Her calculations show that from Australia’s historically low official levels (the average variable rate is 5.25%), each rate rise would consume 43% more of income than it did at the mortgage interest peak in the 1980s.  

“Such has been the failure of wages to keep pace with the spectacular growth in property prices,” she said.

Despite the high interest rates of the 1980s, various figures from the Australian Bureau of Statistics (ABS) reveal that the average Aussie home loan was only 2.5 times the typical income during this period: $67,350 versus $26,437. Pedersen-McKinnon averaged the loan size over the 10 months the Reserve Bank home loan indicator rate stayed at 17%, which was from June 1989 to March 1990.

“Today, the loan-to-take-home has spiked to almost five times, or $380,000 against $79,721. Indeed, we are poised to smash our former borrowing record, possibly as early as next week, of $382,800 in November 2015,” Pedersen-McKinnon said.

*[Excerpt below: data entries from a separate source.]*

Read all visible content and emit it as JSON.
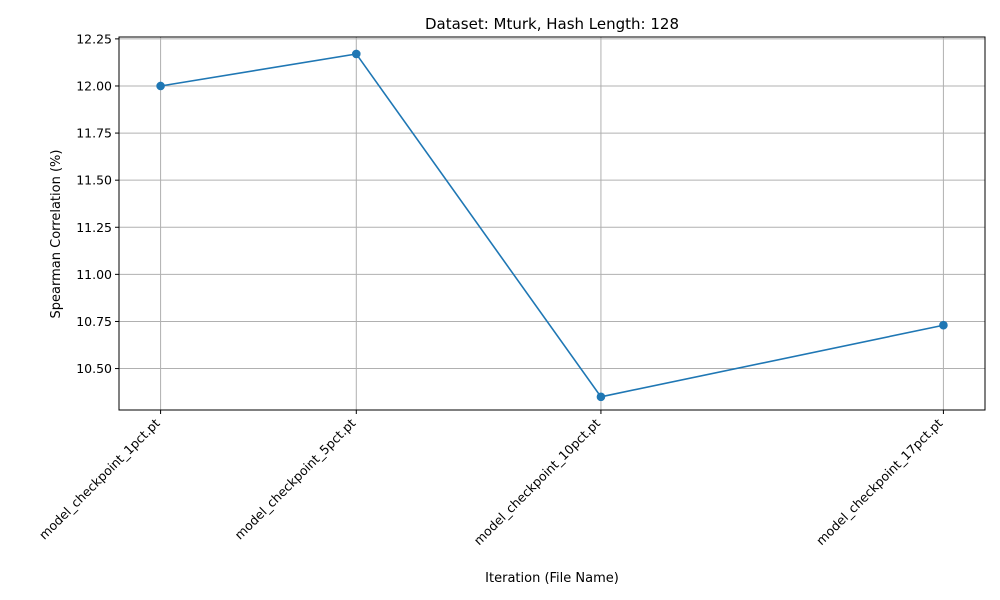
{
  "chart_data": {
    "type": "line",
    "title": "Dataset: Mturk, Hash Length: 128",
    "xlabel": "Iteration (File Name)",
    "ylabel": "Spearman Correlation (%)",
    "x_labels": [
      "model_checkpoint_1pct.pt",
      "model_checkpoint_5pct.pt",
      "model_checkpoint_10pct.pt",
      "model_checkpoint_17pct.pt"
    ],
    "x": [
      1,
      5,
      10,
      17
    ],
    "series": [
      {
        "values": [
          12.0,
          12.17,
          10.35,
          10.73
        ]
      }
    ],
    "xlim": [
      0.15,
      17.85
    ],
    "ylim": [
      10.28,
      12.26
    ],
    "yticks": [
      10.5,
      10.75,
      11.0,
      11.25,
      11.5,
      11.75,
      12.0,
      12.25
    ],
    "ytick_labels": [
      "10.50",
      "10.75",
      "11.00",
      "11.25",
      "11.50",
      "11.75",
      "12.00",
      "12.25"
    ],
    "grid": true,
    "line_color": "#1f77b4"
  }
}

“What it all means is that although one 25 basis point rate rise wiped out just 0.6 per cent of someone's income nearly three decades ago (costing $156 a year or $13 a month), that figure is closer to a whole per cent today ($684 or $57). Four of them would now add $2760 to the typical annual repayment, and suck up 3.5 per cent of income (versus 2.4 per cent in the '80s/'90s).”

Today’s equivalent of the infamous 17% interest rate is a home loan rate of just 8%.

“In other words, it's at 8 per cent that mortgage repayments would grow to consume 44 per cent of our incomes – the heart-breaking proportion homeowners were forced to hand over previously,” Pedersen-McKinnon said.

For mortgage repayments, 8% would mean an average $2,933 a month or $35,196 each year.

“For a current repayment benchmark, at 5.25 per cent it's an average $2277 a month – or $27,324 a year. Which means the typical home owner is already on the verge of tipping into ‘mortgage stress’, defined as [committing] beyond one-third of their income. The average repayment percentage, even at our current record low rates, is 34 per cent,” she said.